The Narnia books were my favorite reading as a child, and now, as a rather eccentric or peculiar kind of apologist, I have to reckon with Lewis as the biggest and most influential of my predecessors, someone whom I must define myself in relation to.

It isn’t always the most straightforward and comfortable of relationships for me, because I’m out of sympathy with him theologically in a number of ways, and I’m also very conscious that in my own British setting his apologetics have lost their reach. For reasons to do with his voice on the page, and with the two generations of distance from which most Brits now view faith, he no longer speaks successfully to the uncommitted.

So I don’t want to do some of what he does, and a lot of what we agree on I think now has to be done differently to stand a chance of being heard. But I admire him deeply. If I could achieve anything like his power to articulate transcendence, or his sardonic realism about human character, I would be very, very happy.

What do you find unsympathetic in Lewis? And what do you think makes contemporary readers less likely to be receptive?

It’s the way he makes Christianity so primarily a deal about immortality. I’m not a Platonist, and I don’t yearn to get outside the world of matter. Redemption, for me, needs to start making sense right here, incarnationally, before I start entertaining hopes of eternity.

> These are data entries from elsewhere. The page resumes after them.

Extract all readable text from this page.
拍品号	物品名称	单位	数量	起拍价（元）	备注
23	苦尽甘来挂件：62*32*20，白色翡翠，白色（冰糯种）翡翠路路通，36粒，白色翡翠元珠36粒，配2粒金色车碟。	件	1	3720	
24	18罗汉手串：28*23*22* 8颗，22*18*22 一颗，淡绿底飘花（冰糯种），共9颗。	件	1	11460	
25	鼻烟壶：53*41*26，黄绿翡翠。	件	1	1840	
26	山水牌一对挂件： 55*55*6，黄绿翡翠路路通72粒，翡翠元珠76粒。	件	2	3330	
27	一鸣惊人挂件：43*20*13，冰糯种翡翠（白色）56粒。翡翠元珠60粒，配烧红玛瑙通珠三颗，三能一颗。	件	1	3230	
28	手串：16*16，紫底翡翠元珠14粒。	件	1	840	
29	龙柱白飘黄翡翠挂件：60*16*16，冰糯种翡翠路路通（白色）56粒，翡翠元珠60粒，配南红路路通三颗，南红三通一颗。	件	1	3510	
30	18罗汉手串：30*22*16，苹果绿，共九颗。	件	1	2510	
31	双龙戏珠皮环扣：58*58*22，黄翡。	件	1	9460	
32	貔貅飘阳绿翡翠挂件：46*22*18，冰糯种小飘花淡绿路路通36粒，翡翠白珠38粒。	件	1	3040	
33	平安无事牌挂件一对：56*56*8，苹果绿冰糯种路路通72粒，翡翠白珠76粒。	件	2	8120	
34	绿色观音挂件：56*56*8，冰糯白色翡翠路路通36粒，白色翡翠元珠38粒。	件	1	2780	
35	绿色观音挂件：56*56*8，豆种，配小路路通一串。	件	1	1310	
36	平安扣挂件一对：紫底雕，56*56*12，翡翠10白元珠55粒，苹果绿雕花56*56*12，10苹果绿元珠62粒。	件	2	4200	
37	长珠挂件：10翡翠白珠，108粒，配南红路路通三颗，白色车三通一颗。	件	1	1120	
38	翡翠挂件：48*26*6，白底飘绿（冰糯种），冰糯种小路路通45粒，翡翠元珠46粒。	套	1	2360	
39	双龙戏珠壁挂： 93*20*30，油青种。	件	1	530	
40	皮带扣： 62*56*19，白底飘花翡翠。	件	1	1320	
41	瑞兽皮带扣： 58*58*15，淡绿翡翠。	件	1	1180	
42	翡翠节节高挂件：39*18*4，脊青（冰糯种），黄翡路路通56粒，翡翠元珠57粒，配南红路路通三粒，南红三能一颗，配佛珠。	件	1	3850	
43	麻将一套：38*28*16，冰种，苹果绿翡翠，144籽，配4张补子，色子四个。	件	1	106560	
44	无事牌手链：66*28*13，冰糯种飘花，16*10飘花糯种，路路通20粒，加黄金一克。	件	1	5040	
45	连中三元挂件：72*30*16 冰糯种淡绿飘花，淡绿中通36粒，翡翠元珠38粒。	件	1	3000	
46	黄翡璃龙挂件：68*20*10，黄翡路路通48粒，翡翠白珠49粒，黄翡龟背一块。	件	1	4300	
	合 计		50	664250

As a child, I was troubled by the relish with which Lewis seemed to destroy Narnia in The Last Battle; as an adult, trying to do apologetics in his shadow, I think suggesting that faith entails a head-on collision with biology as its first order of business is a bad idea.

But there’s also now a problem of voice for his apologetics which is specific to Britain. In the United States he just sounds, well, British on the page—safely outside American social judgments. But at home, quite unfairly, he has started to sound posh and a bit authoritarian. History is to blame, not him.

Early 21st-century British readers, on the other side of an enormous casualization of manners, aren’t very good at picking up on how carefully he is doing the off-the-cuff, down-at-the-pub, off-duty version of his erudite Oxford don’s voice. The static of time is interfering with our reception of him.

The context of your book is very much British culture. Have you thought about how it might have been shaped differently in an American context?

I know my limitations here. It seems to me that there is quite a large world of, as it were, Europe-in-America in the United States today—secularized regions of the culture where my sense that you have to explain everything may come in handy. And I hope, too, that a lot of what I am trying to convey in Unapologetic is universal because it is basic, because it is what belongs in common to all of Christianity’s varieties.

But if you’re going to try to speak directly out of experience, you have to speak out of a real and therefore particular experience, in a particular voice. And my voice is hopelessly British. I hope it travels; I want it to, as much as possible. But I fear that from the American point of view I’m probably stuck with producing the Masterpiece Theater of the soul.